Türkçe Yasak Git Arapça Konuş

Türkçe Yasak Git Arapça Konuş

İletigönderen Feza Tiryaki » Pzr Eyl 07, 2014 20:31

Türkçe Yasak Git Arapça Konuş


Hafta pazarındayım. Köylünün ürününün ağırlıkta olduğu, köylünün kendisinin satış yaptığı köylü pazarı, Kaş’ın pazarı.

Her yıl biraz daha daralan, kenara kıyıya itilen, gide gide küçülen bir pazar yeri burası. Durağın önünde Pazar başlıyor. Kaldırımın kenarından yürüyerek birkaç dala ayrılan pazara giriyorsun. Yer taşlı topraklı, doğal. Belediye, beton dökeyim, kalıp beton döşeyeyim, pazar yerinden daha çok para kazanayım, dur üstünü de kapayıp buraları gürültüden, uğultudan girilmez yapayım, kapalı pazar yerine çevireyim de görsünler gününü dememiş henüz Demre’nin belediyesi gibi. Pazarı küçültüyorlar, yukarlardan aşağılara doğru pazarcıları belli etmeden itekliyorlar ama dur bakalım bir gün seni nasıl öldüreceğiz gör, dememişler çok şükür. Pazarın girişinde ufak tefek sebze meyve satıcıları, küçük çuvallarda getirdikleri ürünler yere serili, çoğunun terazisi bile yok… En önlerde, el sanatlarını sergileyenler, geride bakırcı, demirci. Arkada öteleri, giyim, çanak çömlek, çanta pabuç, çakı çakmak, iğne iplik satıcılarına ayrılmış. Ön kısımlarda meyve, sebze, akla gelebilecek her tür ürün var. Tahta kaşıktan, hamur tahtasına, tarhanaya, turşuya, salçaya, kurutulmuş bitki çayına, domatese, bibere, taze deniz otuna, kaynamış mısıra kadar…
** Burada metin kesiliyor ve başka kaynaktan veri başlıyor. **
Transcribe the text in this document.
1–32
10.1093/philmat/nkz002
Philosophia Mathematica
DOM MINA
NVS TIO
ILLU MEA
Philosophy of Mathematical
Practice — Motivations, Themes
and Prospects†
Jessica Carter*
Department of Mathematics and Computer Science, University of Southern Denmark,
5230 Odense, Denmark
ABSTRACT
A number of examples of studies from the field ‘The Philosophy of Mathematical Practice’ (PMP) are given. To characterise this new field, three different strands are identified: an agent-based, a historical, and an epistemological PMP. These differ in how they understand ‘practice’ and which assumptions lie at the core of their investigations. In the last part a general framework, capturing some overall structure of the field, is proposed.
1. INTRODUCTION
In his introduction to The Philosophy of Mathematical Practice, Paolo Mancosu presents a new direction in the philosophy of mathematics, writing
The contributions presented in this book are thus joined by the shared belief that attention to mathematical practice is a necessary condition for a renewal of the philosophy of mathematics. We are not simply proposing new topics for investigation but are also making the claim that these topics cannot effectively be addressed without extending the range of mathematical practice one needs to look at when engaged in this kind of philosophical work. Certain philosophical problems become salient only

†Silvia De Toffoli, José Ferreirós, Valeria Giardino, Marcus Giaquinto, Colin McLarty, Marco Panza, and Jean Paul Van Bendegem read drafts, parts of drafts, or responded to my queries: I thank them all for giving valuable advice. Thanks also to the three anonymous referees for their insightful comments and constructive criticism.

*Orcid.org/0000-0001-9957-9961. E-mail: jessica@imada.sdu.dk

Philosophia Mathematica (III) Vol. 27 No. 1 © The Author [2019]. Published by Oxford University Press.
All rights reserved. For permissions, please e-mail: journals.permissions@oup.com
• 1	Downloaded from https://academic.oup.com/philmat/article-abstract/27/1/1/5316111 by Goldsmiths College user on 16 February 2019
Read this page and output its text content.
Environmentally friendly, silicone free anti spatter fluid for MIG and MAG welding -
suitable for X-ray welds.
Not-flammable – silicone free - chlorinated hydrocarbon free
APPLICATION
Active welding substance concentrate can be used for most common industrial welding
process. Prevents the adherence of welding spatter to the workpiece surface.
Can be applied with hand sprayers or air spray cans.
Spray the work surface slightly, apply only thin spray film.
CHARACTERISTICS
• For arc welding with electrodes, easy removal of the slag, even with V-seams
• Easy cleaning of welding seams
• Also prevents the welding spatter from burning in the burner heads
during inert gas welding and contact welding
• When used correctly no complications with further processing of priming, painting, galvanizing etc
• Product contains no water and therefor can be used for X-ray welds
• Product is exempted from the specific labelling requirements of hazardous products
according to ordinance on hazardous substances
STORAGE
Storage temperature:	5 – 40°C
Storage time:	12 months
Şu an incirler bol. Bakmalara kıyılmıyor, küçük, ceviz büyüklüğünde, kara kara gömlek yırtmış incirler… Beyaz incirler daha bitmemiş, küçücük, kurumuş gibileri tadından yenmiyor… Şeftaliler iki tür, köy yaban şeftalisi ufacık oluyor. Renksiz, açık gri- yeşil, sert ince kabuklu olanı köy şeftalisi, portakal gibisi, yarma şeftali yaylalardan geliyor. Yerken şekerli renkli suları akıyor, dünyanın tüm tadını, kokusunu içine toplamış, bir tanesi bir kişiyi doyurur.

Armut her mevsim var. Elmanın türlüsü… Yazın yetişeni ayrı, güzün olanı başka, yaz başında çıkanı daha da başka…

Tarla domatesleri, biberleri, küçücük koçanlı köy mısırları, uzun, kıvrık patlıcanlar, uzun boylu tazecik pırasalar…

Pazarı hayran hayran gezerken, memleketimin güzelliğiyle bir hoş, dolaşırken, tanıdıklarla durup üç beş laf ederken, birden kulağıma şu sözler geldi:

“Türkçe yasak! Git Arapça konuş!”

“Türkçeyi yasaklamak sana mı düşmüş, sen git, geldiğin yere!”


Söyleyen genç bir kadın. Başı, köy usulü bağlı, yemeniyle örtülü, öyle özenti Arap - Rahibe türbanı takmamış, uzun etek giymiş, dal gibi biri. Karşısında yaş yaşamış, saçlarını ağartmış bir adam. Eğildiğim tezgâhtan alacağımı alıp, onlara dönene kadar, ağız dalaşı bitti, sakinleştiler.

Kulağımda da zaten günlerdir baş haber yapılan bu durum çınlıyordu. “İmam hatiplerde Türkçe yasaklandı.” demişlerdi gazetecilerimiz. Başlıklar atmışlardı böyle.

Haber kelimesi kelimesine şöyleydi:

"En Son Haber’den:

Milli Eğitim Bakanlığı (MEB) imam hatip liselerinde “Türkçe konuşulmasını yasakladı.”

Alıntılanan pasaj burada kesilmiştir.